Just for preface: I'm a software developer and at first no one knew what's going on, so I did some testing and reading, and would like to help my colleagues fix this problem.
The issue:
The issue is that at peak times, the server becomes so slow that the connection times out in browsers like chrome (after 30 seconds), but the server is still up and can serve pages after ~100 seconds (tested with insomnia). I've replicated the issue using abs ...
on the production server, and it's got something to do with the number of concurrent requests, probably caused by our config of apache server.
More info:
When developing we run tomcat8 locally, and I've tested it with "abs -c 200 -n 2000 https:/[link]
" and the execution times are fine. But testing the production server, even with 50 concurrent requests, the slowdown on the API I was testing was significant: from 800ms default time to 27846 ms.
Things tried and more details:
We have java melody running, and I thought maybe we are hitting the thread limit on the tomcat execution thread, so we increased the number of threads to 500 from the default of 200 (this was before I did the testing). When running the aforementioned test, I can see the busy threads go up to 50-something out of 500 (running on production, so some people are actually using the program as well), but nope, it still slows down a lot.

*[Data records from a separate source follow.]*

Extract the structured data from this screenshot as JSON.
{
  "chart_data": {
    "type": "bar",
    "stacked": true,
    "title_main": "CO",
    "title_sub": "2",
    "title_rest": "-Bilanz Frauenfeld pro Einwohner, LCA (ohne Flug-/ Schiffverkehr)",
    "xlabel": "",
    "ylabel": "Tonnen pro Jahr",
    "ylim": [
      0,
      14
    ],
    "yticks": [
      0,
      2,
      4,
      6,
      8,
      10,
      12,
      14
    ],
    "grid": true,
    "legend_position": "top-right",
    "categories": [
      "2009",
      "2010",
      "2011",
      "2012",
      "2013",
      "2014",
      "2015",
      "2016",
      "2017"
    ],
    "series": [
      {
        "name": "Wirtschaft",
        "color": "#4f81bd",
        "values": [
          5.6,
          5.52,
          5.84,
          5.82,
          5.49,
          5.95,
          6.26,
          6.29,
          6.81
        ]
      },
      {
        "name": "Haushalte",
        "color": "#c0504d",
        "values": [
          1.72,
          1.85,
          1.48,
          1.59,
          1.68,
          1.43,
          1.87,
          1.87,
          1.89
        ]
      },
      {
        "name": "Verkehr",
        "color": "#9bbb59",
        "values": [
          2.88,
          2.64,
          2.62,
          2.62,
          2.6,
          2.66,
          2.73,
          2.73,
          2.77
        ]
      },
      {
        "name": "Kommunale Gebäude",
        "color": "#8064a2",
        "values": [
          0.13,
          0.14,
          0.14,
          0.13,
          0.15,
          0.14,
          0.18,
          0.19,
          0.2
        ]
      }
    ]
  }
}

At peak times, I see we have around 1000 http sessions, but the threads, memory and cpu are not anywhere close to 100%. Just to make sure we upgraded the server to the best one we can, but of course that wasn't it. We are using SQL, but the SQL server isn't peaking either so I doubt that's the issue.

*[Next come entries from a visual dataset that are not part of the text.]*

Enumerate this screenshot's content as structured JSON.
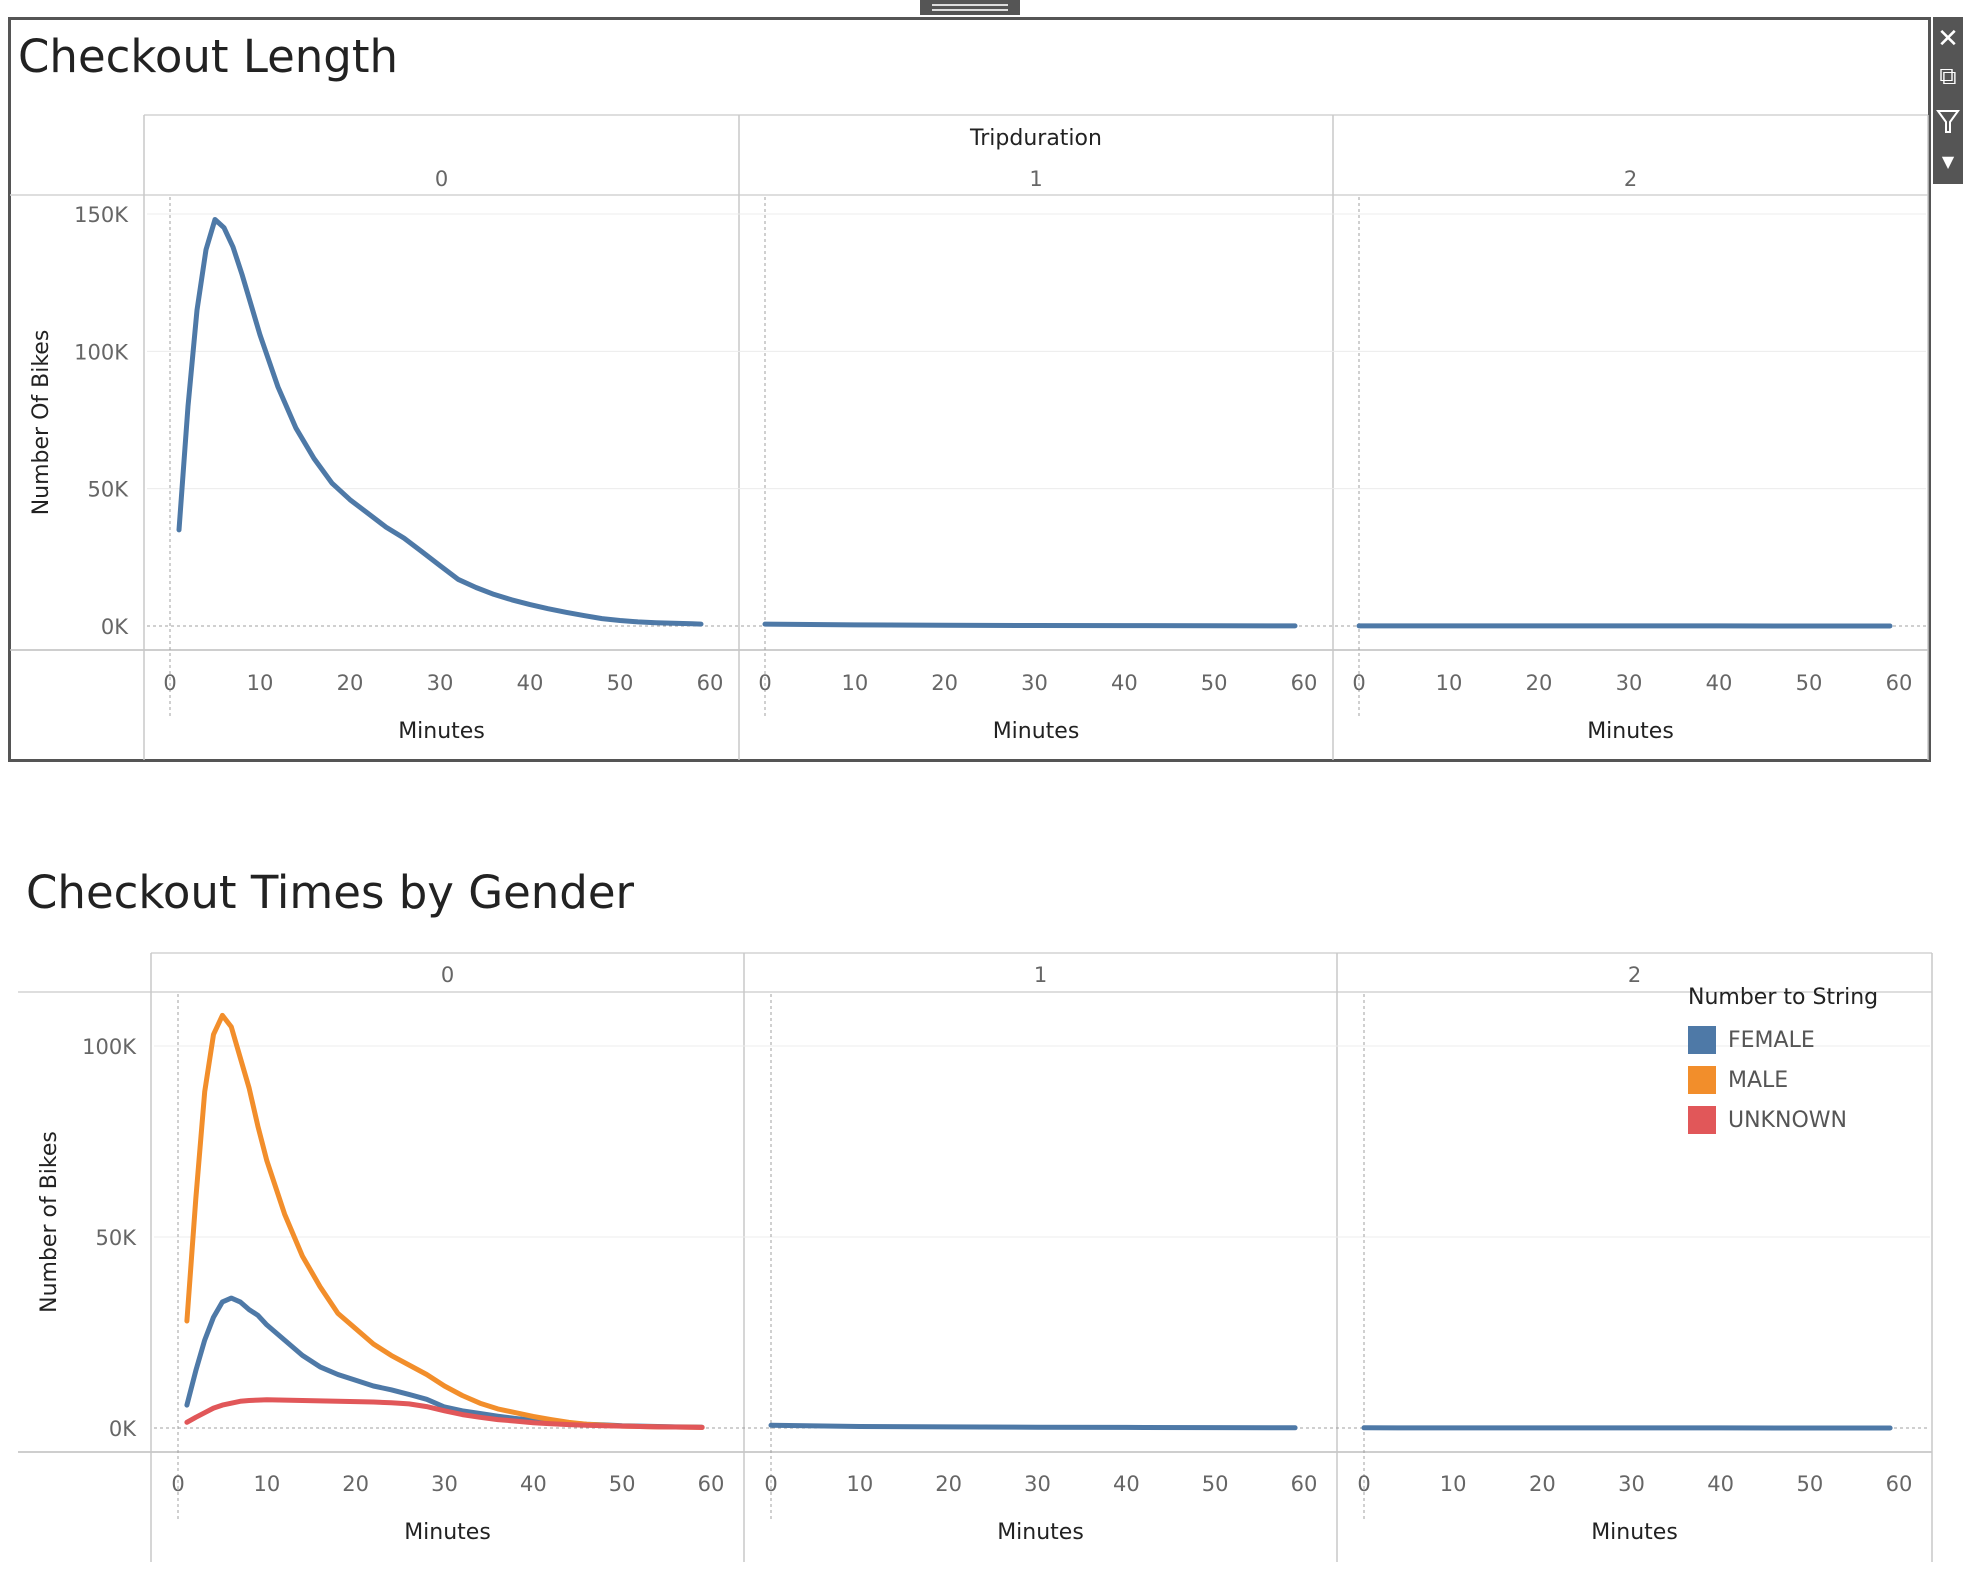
{
  "charts": {
    "chart1": {
      "title": "Checkout Length",
      "column_header": "Tripduration",
      "y_label": "Number Of Bikes",
      "x_label": "Minutes"
    },
    "chart2": {
      "title": "Checkout Times by Gender",
      "y_label": "Number of Bikes",
      "x_label": "Minutes",
      "legend_title": "Number to String",
      "legend": [
        {
          "label": "FEMALE",
          "color": "#4E79A7"
        },
        {
          "label": "MALE",
          "color": "#F28E2B"
        },
        {
          "label": "UNKNOWN",
          "color": "#E15759"
        }
      ]
    }
  },
  "toolbar": {
    "close": "close-icon",
    "popout": "popout-icon",
    "filter": "filter-icon",
    "more": "caret-down-icon"
  },
  "chart_data": [
    {
      "type": "line",
      "title": "Checkout Length",
      "xlabel": "Minutes",
      "ylabel": "Number Of Bikes",
      "facet_label": "Tripduration",
      "facets": [
        "0",
        "1",
        "2"
      ],
      "xlim": [
        0,
        60
      ],
      "xticks": [
        0,
        10,
        20,
        30,
        40,
        50,
        60
      ],
      "ylim": [
        0,
        150000
      ],
      "yticks": [
        0,
        50000,
        100000,
        150000
      ],
      "ytick_labels": [
        "0K",
        "50K",
        "100K",
        "150K"
      ],
      "color": "#4E79A7",
      "panels": [
        {
          "facet": "0",
          "x": [
            1,
            2,
            3,
            4,
            5,
            6,
            7,
            8,
            9,
            10,
            12,
            14,
            16,
            18,
            20,
            22,
            24,
            26,
            28,
            30,
            32,
            34,
            36,
            38,
            40,
            42,
            44,
            46,
            48,
            50,
            52,
            54,
            56,
            58,
            59
          ],
          "y": [
            35000,
            80000,
            115000,
            137000,
            148000,
            145000,
            138000,
            128000,
            117000,
            106000,
            87000,
            72000,
            61000,
            52000,
            46000,
            41000,
            36000,
            32000,
            27000,
            22000,
            17000,
            14000,
            11500,
            9500,
            7800,
            6300,
            5000,
            3800,
            2700,
            2000,
            1500,
            1200,
            1000,
            800,
            700
          ]
        },
        {
          "facet": "1",
          "x": [
            0,
            10,
            20,
            30,
            40,
            50,
            59
          ],
          "y": [
            700,
            400,
            300,
            200,
            150,
            100,
            50
          ]
        },
        {
          "facet": "2",
          "x": [
            0,
            10,
            20,
            30,
            40,
            50,
            59
          ],
          "y": [
            40,
            30,
            30,
            20,
            20,
            10,
            10
          ]
        }
      ]
    },
    {
      "type": "line",
      "title": "Checkout Times by Gender",
      "xlabel": "Minutes",
      "ylabel": "Number of Bikes",
      "facets": [
        "0",
        "1",
        "2"
      ],
      "xlim": [
        0,
        60
      ],
      "xticks": [
        0,
        10,
        20,
        30,
        40,
        50,
        60
      ],
      "ylim": [
        0,
        100000
      ],
      "yticks": [
        0,
        50000,
        100000
      ],
      "ytick_labels": [
        "0K",
        "50K",
        "100K"
      ],
      "legend_title": "Number to String",
      "legend_position": "top-right",
      "panels": [
        {
          "facet": "0",
          "x": [
            1,
            2,
            3,
            4,
            5,
            6,
            7,
            8,
            9,
            10,
            12,
            14,
            16,
            18,
            20,
            22,
            24,
            26,
            28,
            30,
            32,
            34,
            36,
            38,
            40,
            42,
            44,
            46,
            48,
            50,
            52,
            54,
            56,
            58,
            59
          ],
          "series": [
            {
              "name": "FEMALE",
              "color": "#4E79A7",
              "y": [
                6000,
                15000,
                23000,
                29000,
                33000,
                34000,
                33000,
                31000,
                29500,
                27000,
                23000,
                19000,
                16000,
                14000,
                12500,
                11000,
                10000,
                8800,
                7500,
                5500,
                4500,
                3800,
                3100,
                2500,
                2000,
                1600,
                1300,
                1000,
                800,
                600,
                500,
                400,
                300,
                250,
                200
              ]
            },
            {
              "name": "MALE",
              "color": "#F28E2B",
              "y": [
                28000,
                60000,
                88000,
                103000,
                108000,
                105000,
                97000,
                89000,
                79000,
                70000,
                56000,
                45000,
                37000,
                30000,
                26000,
                22000,
                19000,
                16500,
                14000,
                11000,
                8500,
                6500,
                5000,
                4000,
                3000,
                2200,
                1500,
                1000,
                700,
                500,
                400,
                300,
                250,
                200,
                150
              ]
            },
            {
              "name": "UNKNOWN",
              "color": "#E15759",
              "y": [
                1500,
                2800,
                4000,
                5200,
                6000,
                6500,
                7000,
                7200,
                7300,
                7400,
                7300,
                7200,
                7100,
                7000,
                6900,
                6800,
                6600,
                6300,
                5600,
                4500,
                3500,
                2800,
                2200,
                1800,
                1400,
                1100,
                900,
                700,
                600,
                500,
                400,
                300,
                250,
                200,
                150
              ]
            }
          ]
        },
        {
          "facet": "1",
          "x": [
            0,
            10,
            20,
            30,
            40,
            50,
            59
          ],
          "series": [
            {
              "name": "FEMALE",
              "color": "#4E79A7",
              "y": [
                700,
                400,
                300,
                200,
                150,
                100,
                50
              ]
            }
          ]
        },
        {
          "facet": "2",
          "x": [
            0,
            10,
            20,
            30,
            40,
            50,
            59
          ],
          "series": [
            {
              "name": "FEMALE",
              "color": "#4E79A7",
              "y": [
                40,
                30,
                30,
                20,
                20,
                10,
                10
              ]
            }
          ]
        }
      ]
    }
  ]
}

I know I shouldn't ape JVM arguments, but looking at similar problems I've tried adding "-XX:ReservedCodeCacheSize=512M" but that didn't work either. I've also tried increasing acceptCount to 1000 in server.xml, but it's still not working. Should I reverse these changes ? I haven't noticed any performance change and as far as I can tell from reading the documentation it's ok to leave it like this.
We have a weird feature where the webapp goes to the home page after some time of inactivity, and then it keeps refreshing the home page every xx minutes. I think this is bad for performance, especially if a user has a lot of tabs open and they start to refresh, probably not what's causing our issues, but worth mentioning.
Next thing I will try today is to mess with the apache server arguments. I'm reading a tuning guide and MaxRequestWorkers / MaxClients looks like something that might explain what we're experiencing. Quote If this directive is too low, Apache under-utilizes the available hardware which translates to wasted money and long delays in page load times during peak hours.
I would appreciate any tips. Hopefully it's just the apache server and I can at least make the server usable today. Any other configs that might cause this slowdown ?